The money is “vital” for Greece and is “crucial to get the economy moving again” and “meeting recurrent expenditure” such as pensions and wages, according to government spokesman Simos Kedikoglou interviewed on public television. In Brussels, Samaras said he was confident about the payment of the next installment by “the end of November” and about the adoption by the Greek Parliament of new savings for the 2013-14 budget.
He said he was pleased by the “positive” statement by euro zone leaders who hailed Greece’s achievements in carrying out reforms aimed at getting its economy back on track and urged Athens to keep up efforts to stay in the Eurozone. While agreement has been reached that most of the savings will come from cuts in wages and pensions, talks are deadlocked on the steps to increase labour market flexibility demanded by the troika.

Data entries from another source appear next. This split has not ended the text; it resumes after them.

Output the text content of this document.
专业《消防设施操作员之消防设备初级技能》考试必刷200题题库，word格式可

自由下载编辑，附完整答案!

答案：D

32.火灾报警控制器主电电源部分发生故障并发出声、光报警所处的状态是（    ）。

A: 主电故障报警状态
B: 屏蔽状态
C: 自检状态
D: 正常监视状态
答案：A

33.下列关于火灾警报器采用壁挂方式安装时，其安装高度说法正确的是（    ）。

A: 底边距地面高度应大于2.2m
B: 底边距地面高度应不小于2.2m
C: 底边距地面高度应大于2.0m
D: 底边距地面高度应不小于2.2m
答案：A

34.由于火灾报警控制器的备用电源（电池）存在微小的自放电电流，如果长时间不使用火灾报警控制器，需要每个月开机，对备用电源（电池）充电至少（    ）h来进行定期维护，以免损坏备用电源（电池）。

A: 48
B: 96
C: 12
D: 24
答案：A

The head of the IME, an organization representing small and medium-sized businesses, blamed the three-monthly visits by the troika for a loss of almost two billion euros for his members. “We have calculated at 1.9 billion euros ($2.47 billion) the fall in demand during some 15 visits by troika representatives since 2010,” Vassilis Korkidis, President of the IME, told a radio station. The visits, to discuss austerity measures with the government “affect the psychology of consumers and lead to a drop in demand and turnover in retail trade,” he said.